Ever since that morning over oatmeal when my mother told me that she was leaving, that she could no longer handle the burden of motherhood, that she needed to build her own life in her own way, my mother reflected to me the power of owning your own choices. While I rarely agreed with the choices that my mother made after that, she did at least make her own choices.
When my own daughter was around 5 or 6 years old my mother was back in my life for a time or at least was trying to be but on this particular day she had promised my daughter that she was coming to visit. I had my usual intuition set in that this wasn’t going to happen but I had not spoken to my mother on the phone, my daughter had, she sat by the living room window near the time that my mother should have shown up and as the clock ticked by, I watched my daughters excitement turn to confusion to sadness to hurt. I tried to reach my mother and as was typical when she would say something with no intention of following through, she simply didn’t pick up the phone. I sat with my daughter in my lap, tears streaming down her face, she didn’t understand why her grandmother would say one thing and do another.
On this day, I needed to make sure that my daughter understood that it wasn’t her fault, that for whatever reason her grandmother loved her so much that she couldn’t bear to tell her that she couldn’t come and witness the heartbreak that was now happening anyway.
On this day, I knew that I needed to step in, I was an adult, I had a child that was being hurt and while I couldn’t stop that hurt entirely I could at least do my own bit for damage control. The next day when I was finally able to reach my mother, I told her that she wasn’t welcome in my life anymore or the life of my children. The damage had been too consistent for too long and I had just reached my limit particularly when I saw it impacting my own children.
After that day I probably only saw my mother another four times or so, at her mother’s (my grandmother’s) funeral and a few other times when she was thinking that she was close to death’s door. I had made my own choice, a hard choice but a choice that limited my children from being exposed to plenty of damage over the years and kept the damage that I had to face to more of a manageable minimum.
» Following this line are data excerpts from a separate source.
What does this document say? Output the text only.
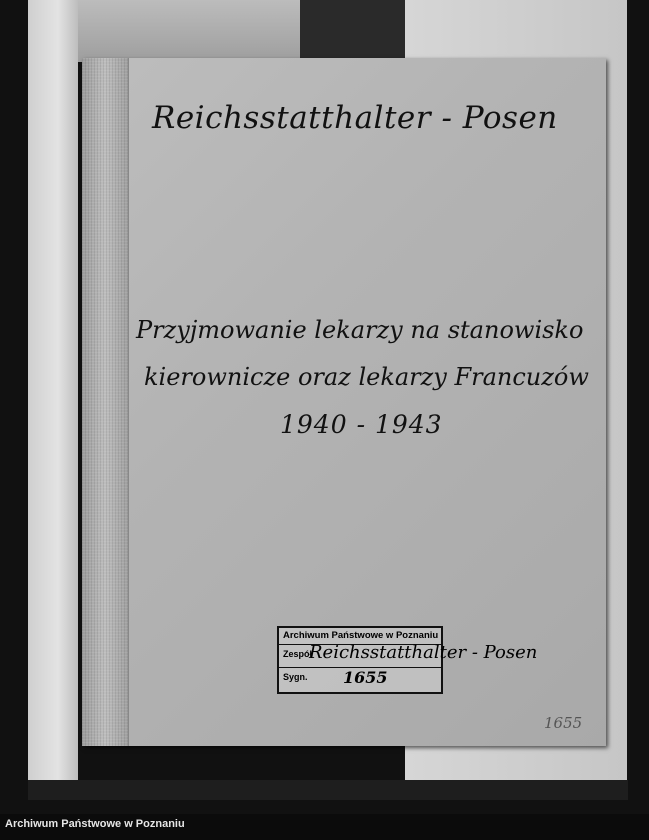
Reichsstatthalter - Posen
Przyjmowanie lekarzy na stanowisko
kierownicze oraz lekarzy Francuzów
1940 - 1943
Archiwum Państwowe w Poznaniu
Zespół
Reichsstatthalter - Posen
Sygn. 1655
1655
Archiwum Państwowe w Poznaniu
Five years ago, late on a Friday afternoon in September I got a call from my sister. She called to tell me that my mother’s hospice nurse had said that she would likely not make it 24 hours and that I should come. I hung up the phone got on the internet to try to find flights. With no direct, easy route to get there and it already being late in the day it was going to be noon the following day at the earliest before I could get there any way, I sliced it. I had a choice to make, leave now spend several hours during the night in an airport waiting to transfer planes or wait for an early morning flight that would get me in around mid-afternoon knowing that I may not make it either way. I held a seat on the early morning flight and called my sister to tell her that the soonest I could get there was the next afternoon. I am the oldest of three girls and two of my other sisters were with her saying their goodbyes.
After some text messages with a shaman mentor of mine reminding me that I could journey to see my mother, I did just that. I went into meditation, called in Archangel Michael to go with me and I “went” to say goodbye to my mother in prayer. She told me that she was sorry, she told me that she just didn’t know how to be a grownup and I was always much more suited to it. She was sorry for the hurts. I told her that I was sorry that I had to keep her at such a distance, but it always felt like the right choice, she told me that while she missed me and missed her grandchildren it probably was the right choice.
In the end, we got to make our peace, acknowledge that we each had our choices and as two empowered souls we said goodbye, I ended my journey to her leaving Archangel Michael with her, the last picture I have of my mother is the one in my mind of her laying there in bed making peace with her life with an angel by her side. She passed about an hour later. Occasionally I feel her with me, like she is still learning how to be an adult from me just from the other side. I am grateful to her for all of the lessons that she left me with because even those that were hard, were gifts that serve me very well today like living with and owning my own choices.
The picture with this post is from the last time I ever saw her alive, it was an afternoon visit of me stopping in, buying groceries, doing her hair and then going back to my own life. That was all I could do and that too was my choice.